University of Calgary and

Simon Fraser University

 

 

Alberta French: from majority to minority language

 

Thursday, July 21, 2011

11:30 am, EDB 7500B

Abstract

 

A study of French in the Peace River region of Alberta investigates a variety where French speakers, formerly in the majority, now form a minority of the population, where those interviewed are fluently bilingual, and where the demographic profile of the community is undergoing rapid change. All speakers are native to Alberta and all form part of a cohort linked to early settlers with roots in Quebec. Based on a protocol developed for the international project Phonologie du français contemporain: usages, variétés et structure (http://www.projet-pfc.net/) plus a separate word list specifically adapted to test for the most salient traits of colloquial Canadian French, this study demonstrates that:

  1. Alberta French in the Peace River area is a closely related variant of the vernacular form of “le francais laurentien” widespread throughout Canada.
  2. The impact of English on the speech patterns of community members is profound: assimilated and unassimilated loans, calquing, code switching and imperfect learning (“écarts de la norme”) are frequent.
  3. This impact is not evenly distributed: older speakers show far fewer unassimilated loans and less calquing and code switching, while the “moyens” and “juniors” show progressively higher rates in each of the categories. 4. The linguistic ecology of the region is evolving rapidly.
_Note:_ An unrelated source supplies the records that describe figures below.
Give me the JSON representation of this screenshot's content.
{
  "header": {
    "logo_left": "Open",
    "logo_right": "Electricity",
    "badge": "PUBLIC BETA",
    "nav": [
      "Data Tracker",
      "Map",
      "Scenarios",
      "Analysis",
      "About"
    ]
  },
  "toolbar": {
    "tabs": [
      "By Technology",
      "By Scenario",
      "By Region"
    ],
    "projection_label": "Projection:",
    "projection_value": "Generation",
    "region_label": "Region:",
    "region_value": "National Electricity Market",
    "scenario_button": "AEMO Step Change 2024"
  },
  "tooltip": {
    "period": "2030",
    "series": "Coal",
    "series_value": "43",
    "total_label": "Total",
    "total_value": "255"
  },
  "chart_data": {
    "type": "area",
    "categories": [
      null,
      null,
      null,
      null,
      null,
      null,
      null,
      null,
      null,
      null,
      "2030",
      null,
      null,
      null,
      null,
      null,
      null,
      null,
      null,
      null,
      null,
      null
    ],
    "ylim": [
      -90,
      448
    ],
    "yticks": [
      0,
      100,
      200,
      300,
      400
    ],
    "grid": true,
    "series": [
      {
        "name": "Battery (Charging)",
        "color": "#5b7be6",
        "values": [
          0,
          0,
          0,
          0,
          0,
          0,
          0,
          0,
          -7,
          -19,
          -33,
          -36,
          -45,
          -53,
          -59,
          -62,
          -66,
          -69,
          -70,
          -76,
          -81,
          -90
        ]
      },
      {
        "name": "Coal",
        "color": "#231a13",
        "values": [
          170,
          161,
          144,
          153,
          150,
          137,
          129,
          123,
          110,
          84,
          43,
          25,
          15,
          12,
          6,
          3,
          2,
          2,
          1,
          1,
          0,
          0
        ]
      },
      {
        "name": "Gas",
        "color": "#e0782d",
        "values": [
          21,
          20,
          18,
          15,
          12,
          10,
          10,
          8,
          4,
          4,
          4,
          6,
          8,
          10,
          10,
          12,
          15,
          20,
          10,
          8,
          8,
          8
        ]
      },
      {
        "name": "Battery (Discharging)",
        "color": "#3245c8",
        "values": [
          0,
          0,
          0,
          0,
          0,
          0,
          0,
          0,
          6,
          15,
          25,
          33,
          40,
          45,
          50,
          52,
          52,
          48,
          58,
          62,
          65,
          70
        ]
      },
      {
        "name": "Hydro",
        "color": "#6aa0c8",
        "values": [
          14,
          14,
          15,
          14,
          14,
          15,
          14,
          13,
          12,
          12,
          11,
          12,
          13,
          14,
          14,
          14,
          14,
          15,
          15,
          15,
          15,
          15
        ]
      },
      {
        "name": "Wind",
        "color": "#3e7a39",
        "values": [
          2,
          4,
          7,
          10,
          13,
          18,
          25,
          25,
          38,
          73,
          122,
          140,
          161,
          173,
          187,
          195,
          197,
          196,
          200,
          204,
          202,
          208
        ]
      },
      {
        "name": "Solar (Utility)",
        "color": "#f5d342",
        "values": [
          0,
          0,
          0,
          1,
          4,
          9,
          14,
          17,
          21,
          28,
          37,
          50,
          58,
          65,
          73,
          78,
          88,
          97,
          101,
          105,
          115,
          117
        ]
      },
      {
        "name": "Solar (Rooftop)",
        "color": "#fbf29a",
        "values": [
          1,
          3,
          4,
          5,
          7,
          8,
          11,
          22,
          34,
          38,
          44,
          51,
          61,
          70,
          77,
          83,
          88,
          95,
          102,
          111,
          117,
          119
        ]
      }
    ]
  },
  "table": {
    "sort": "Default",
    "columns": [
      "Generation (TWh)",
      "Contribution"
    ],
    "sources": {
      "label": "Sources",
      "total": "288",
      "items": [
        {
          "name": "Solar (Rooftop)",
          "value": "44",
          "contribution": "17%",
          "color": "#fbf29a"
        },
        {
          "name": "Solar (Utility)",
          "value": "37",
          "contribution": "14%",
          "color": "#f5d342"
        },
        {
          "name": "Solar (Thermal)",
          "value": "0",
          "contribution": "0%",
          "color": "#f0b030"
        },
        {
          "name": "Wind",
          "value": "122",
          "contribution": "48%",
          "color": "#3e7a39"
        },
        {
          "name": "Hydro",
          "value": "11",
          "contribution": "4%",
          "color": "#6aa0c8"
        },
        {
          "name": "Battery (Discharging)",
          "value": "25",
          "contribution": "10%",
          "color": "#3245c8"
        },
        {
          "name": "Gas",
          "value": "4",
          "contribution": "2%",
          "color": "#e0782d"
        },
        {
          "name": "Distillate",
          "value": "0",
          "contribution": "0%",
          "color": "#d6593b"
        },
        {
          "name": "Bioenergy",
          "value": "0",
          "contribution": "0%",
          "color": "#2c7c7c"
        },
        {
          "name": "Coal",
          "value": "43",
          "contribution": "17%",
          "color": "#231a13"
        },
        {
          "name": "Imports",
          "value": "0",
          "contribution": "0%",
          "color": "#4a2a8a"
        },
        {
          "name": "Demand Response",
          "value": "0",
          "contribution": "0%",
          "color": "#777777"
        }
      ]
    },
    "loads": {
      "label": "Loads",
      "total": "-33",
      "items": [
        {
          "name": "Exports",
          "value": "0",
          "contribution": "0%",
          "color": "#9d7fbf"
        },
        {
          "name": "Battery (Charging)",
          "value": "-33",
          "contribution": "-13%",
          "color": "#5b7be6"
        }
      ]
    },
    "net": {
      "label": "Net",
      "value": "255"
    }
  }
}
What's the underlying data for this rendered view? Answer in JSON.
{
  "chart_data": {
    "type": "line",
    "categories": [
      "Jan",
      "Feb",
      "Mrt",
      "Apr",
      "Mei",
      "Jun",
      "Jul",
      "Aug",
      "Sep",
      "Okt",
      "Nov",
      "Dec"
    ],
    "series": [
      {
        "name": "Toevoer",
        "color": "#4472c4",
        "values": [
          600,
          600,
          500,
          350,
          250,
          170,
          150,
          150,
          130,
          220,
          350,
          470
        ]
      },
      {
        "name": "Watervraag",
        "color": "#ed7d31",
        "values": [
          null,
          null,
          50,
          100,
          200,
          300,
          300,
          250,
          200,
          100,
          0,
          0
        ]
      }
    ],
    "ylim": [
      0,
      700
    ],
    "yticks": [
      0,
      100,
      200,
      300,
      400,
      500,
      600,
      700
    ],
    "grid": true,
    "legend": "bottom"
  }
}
The composition of the population, the restriction in the contexts where French is used and the dramatic reduction in French as “la langue du foyer” all raise concerns, despite significant governmental, media and social support, for the long term future of the language in a region where it long played a dominant role.

A study of Alberta French provides, as a result, information concerning both the phonological structure of the Canadian vernacular and the typical evolution of the language in a minority situation.